Por isso, antes de as empresas enveredarem para uma solução como a da alteração das circunstâncias, o melhor caminho será mesmo a negociação. Uma decisão intempestiva dos inquilinos ou a falta de flexibilidade dos senhorios levará certamente a um aumento significativo dos litígios em tribunais.

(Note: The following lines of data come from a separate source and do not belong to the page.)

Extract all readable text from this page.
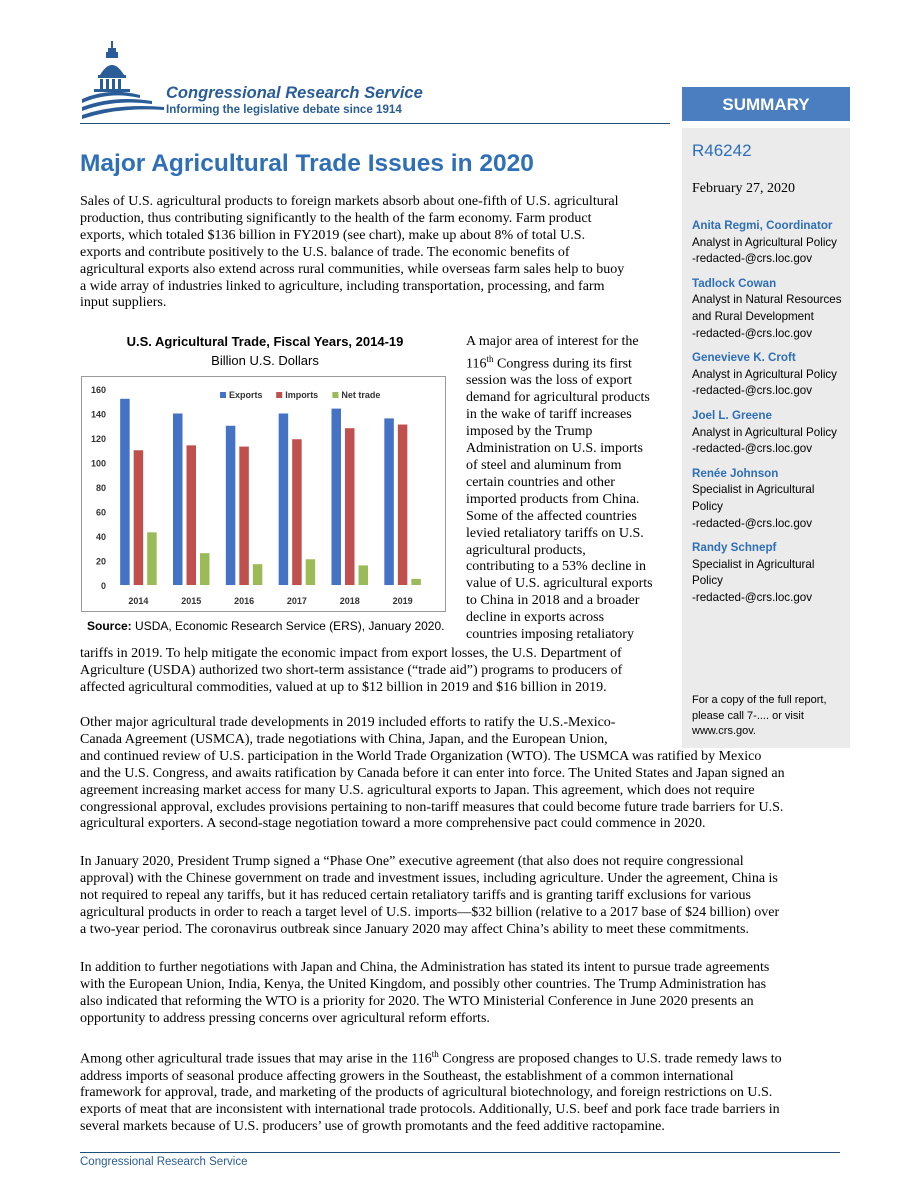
Congressional Research Service
Informing the legislative debate since 1914	SUMMARY
R46242
February 27, 2020
Anita Regmi, Coordinator
Analyst in Agricultural Policy
-redacted-@crs.loc.gov
Tadlock Cowan
Analyst in Natural Resources and Rural Development
-redacted-@crs.loc.gov
Genevieve K. Croft
Analyst in Agricultural Policy
-redacted-@crs.loc.gov
Joel L. Greene
Analyst in Agricultural Policy
-redacted-@crs.loc.gov
Renée Johnson
Specialist in Agricultural Policy
-redacted-@crs.loc.gov
Randy Schnepf
Specialist in Agricultural Policy
-redacted-@crs.loc.gov
For a copy of the full report, please call 7-.... or visit www.crs.gov.
Major Agricultural Trade Issues in 2020
Sales of U.S. agricultural products to foreign markets absorb about one-fifth of U.S. agricultural
production, thus contributing significantly to the health of the farm economy. Farm product
exports, which totaled $136 billion in FY2019 (see chart), make up about 8% of total U.S.
exports and contribute positively to the U.S. balance of trade. The economic benefits of
agricultural exports also extend across rural communities, while overseas farm sales help to buoy
a wide array of industries linked to agriculture, including transportation, processing, and farm
input suppliers.
U.S. Agricultural Trade, Fiscal Years, 2014-19
Billion U.S. Dollars
0
20
40
60
80
100
120
140
160
2014	2015	2016	2017	2018	2019
Exports	Imports	Net trade
Source: USDA, Economic Research Service (ERS), January 2020.
A major area of interest for the
116th Congress during its first
session was the loss of export
demand for agricultural products
in the wake of tariff increases
imposed by the Trump
Administration on U.S. imports
of steel and aluminum from
certain countries and other
imported products from China.
Some of the affected countries
levied retaliatory tariffs on U.S.
agricultural products,
contributing to a 53% decline in
value of U.S. agricultural exports
to China in 2018 and a broader
decline in exports across
countries imposing retaliatory
tariffs in 2019. To help mitigate the economic impact from export losses, the U.S. Department of
Agriculture (USDA) authorized two short-term assistance (“trade aid”) programs to producers of
affected agricultural commodities, valued at up to $12 billion in 2019 and $16 billion in 2019.
Other major agricultural trade developments in 2019 included efforts to ratify the U.S.-Mexico-
Canada Agreement (USMCA), trade negotiations with China, Japan, and the European Union,
and continued review of U.S. participation in the World Trade Organization (WTO). The USMCA was ratified by Mexico
and the U.S. Congress, and awaits ratification by Canada before it can enter into force. The United States and Japan signed an
agreement increasing market access for many U.S. agricultural exports to Japan. This agreement, which does not require
congressional approval, excludes provisions pertaining to non-tariff measures that could become future trade barriers for U.S.
agricultural exporters. A second-stage negotiation toward a more comprehensive pact could commence in 2020.
In January 2020, President Trump signed a “Phase One” executive agreement (that also does not require congressional
approval) with the Chinese government on trade and investment issues, including agriculture. Under the agreement, China is
not required to repeal any tariffs, but it has reduced certain retaliatory tariffs and is granting tariff exclusions for various
agricultural products in order to reach a target level of U.S. imports—$32 billion (relative to a 2017 base of $24 billion) over
a two-year period. The coronavirus outbreak since January 2020 may affect China’s ability to meet these commitments.
In addition to further negotiations with Japan and China, the Administration has stated its intent to pursue trade agreements
with the European Union, India, Kenya, the United Kingdom, and possibly other countries. The Trump Administration has
also indicated that reforming the WTO is a priority for 2020. The WTO Ministerial Conference in June 2020 presents an
opportunity to address pressing concerns over agricultural reform efforts.
Among other agricultural trade issues that may arise in the 116th Congress are proposed changes to U.S. trade remedy laws to
address imports of seasonal produce affecting growers in the Southeast, the establishment of a common international
framework for approval, trade, and marketing of the products of agricultural biotechnology, and foreign restrictions on U.S.
exports of meat that are inconsistent with international trade protocols. Additionally, U.S. beef and pork face trade barriers in
several markets because of U.S. producers’ use of growth promotants and the feed additive ractopamine.
Congressional Research Service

Em nossa opinião, uma solução equilibrada seria uma redução parcial da renda durante o tempo de duração do encerramento dos estabelecimentos comerciais, provavelmente não menos de 20%, mas nunca superior a 40%, porque ainda que a atual situação seja provocada por causas externas a senhorios e inquilinos, a verdade é que em situações de incêndio ou terramoto a regra é que o senhorio perde a totalidade da renda, sem que ninguém obrigue o inquilino a compensar o senhorio pela sua perda financeira. Isto porque o risco dos danos do imóvel correm por conta do senhorio e os riscos do negócio correm por conta do inquilino. No caso, a pandemia está mais próxima dos riscos do negócio do inquilino, embora não totalmente, do que dos riscos do imóvel. Justifica-se por isso uma redução da renda, mas não a sua suspensão. Daí sugerirmos que seja entre 20 e 40%.
É verdade que uma tal solução não reunirá consenso; deverá, no entanto, procurar-se o maior equilíbrio possível face aos interesses de ambas as partes.
Não há soluções perfeitas; só há soluções possíveis.